Sometimes God says no and we immediately have a heart overflowing with thanksgiving, because we’re able to see the goodness in the closing of one chapter and hopefulness for what is to come. Even though it’s still difficult to swallow this pill, we can see the virtues of the outcome. Other times God doesn’t really say no – but not yet. God’s timing is perfect, and his ways are always good. Sometimes He requires patience and faithfulness from us, in order for His great work to be orchestrated in our lives. On the contrary, there will be times God says no and our hearts will break and overflow we despair. The tears will flow, and the questions will arouse.

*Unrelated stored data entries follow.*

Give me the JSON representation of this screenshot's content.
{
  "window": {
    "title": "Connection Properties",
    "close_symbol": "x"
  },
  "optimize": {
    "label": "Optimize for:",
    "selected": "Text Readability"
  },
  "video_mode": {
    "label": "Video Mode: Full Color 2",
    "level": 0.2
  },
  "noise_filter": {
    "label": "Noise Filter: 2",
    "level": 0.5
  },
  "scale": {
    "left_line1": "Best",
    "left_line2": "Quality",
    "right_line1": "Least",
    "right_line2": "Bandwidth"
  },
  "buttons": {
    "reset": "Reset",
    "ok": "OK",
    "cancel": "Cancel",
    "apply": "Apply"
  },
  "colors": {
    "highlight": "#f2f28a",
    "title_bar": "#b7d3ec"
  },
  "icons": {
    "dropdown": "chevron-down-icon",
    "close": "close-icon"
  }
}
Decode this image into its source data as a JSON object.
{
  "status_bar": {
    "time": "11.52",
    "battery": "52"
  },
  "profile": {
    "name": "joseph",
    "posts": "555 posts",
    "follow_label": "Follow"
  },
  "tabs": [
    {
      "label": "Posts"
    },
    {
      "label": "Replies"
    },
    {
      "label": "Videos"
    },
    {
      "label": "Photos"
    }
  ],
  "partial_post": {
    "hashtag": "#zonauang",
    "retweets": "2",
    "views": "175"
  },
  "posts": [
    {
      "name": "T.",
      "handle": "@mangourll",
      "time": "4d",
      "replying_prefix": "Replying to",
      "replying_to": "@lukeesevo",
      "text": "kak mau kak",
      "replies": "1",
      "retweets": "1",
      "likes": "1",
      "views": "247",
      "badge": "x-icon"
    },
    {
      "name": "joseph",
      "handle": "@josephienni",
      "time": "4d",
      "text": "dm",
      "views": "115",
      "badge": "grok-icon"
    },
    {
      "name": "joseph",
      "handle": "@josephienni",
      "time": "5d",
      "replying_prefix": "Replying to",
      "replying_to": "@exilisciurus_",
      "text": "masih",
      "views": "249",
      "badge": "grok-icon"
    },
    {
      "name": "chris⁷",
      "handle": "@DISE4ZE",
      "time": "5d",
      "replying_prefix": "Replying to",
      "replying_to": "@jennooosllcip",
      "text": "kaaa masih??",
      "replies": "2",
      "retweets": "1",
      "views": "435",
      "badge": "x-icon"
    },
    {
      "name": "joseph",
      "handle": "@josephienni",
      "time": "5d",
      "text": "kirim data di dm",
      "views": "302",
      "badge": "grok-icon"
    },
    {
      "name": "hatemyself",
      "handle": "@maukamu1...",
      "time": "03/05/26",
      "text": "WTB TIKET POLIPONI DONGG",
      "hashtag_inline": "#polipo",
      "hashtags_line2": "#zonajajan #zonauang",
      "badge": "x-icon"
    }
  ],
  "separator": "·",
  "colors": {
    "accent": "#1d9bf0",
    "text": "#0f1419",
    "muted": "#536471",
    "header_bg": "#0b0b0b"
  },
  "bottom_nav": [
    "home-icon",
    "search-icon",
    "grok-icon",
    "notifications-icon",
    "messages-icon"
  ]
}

We won’t be able to see how anything good could come from it or why a good God would allow it to happen. Sweet friends, this is where we must reject the enemy and cling to the truth we find in God’s word. I don’t know why things happen the way they do, but I do know one thing for certain: We serve a trustworthy God. He will never fail us or retract His promises. I yearn to tell you the end of my story and give you the fairytale ending and assurance you’re looking for, but I don’t know the end of the story yet. I do know He is always faithful. His plans are better than mine and I must fervently cleave to the hope that as long as I honor and serve him, He will never fail me. I don’t know who is reading this, or if any of these nos resonate with your life and your story. But I pray for the Father’s peace over whatever circumstance you find yourself in. We may not ever fully understand, but we can have peace. For His peace surpasses all understanding.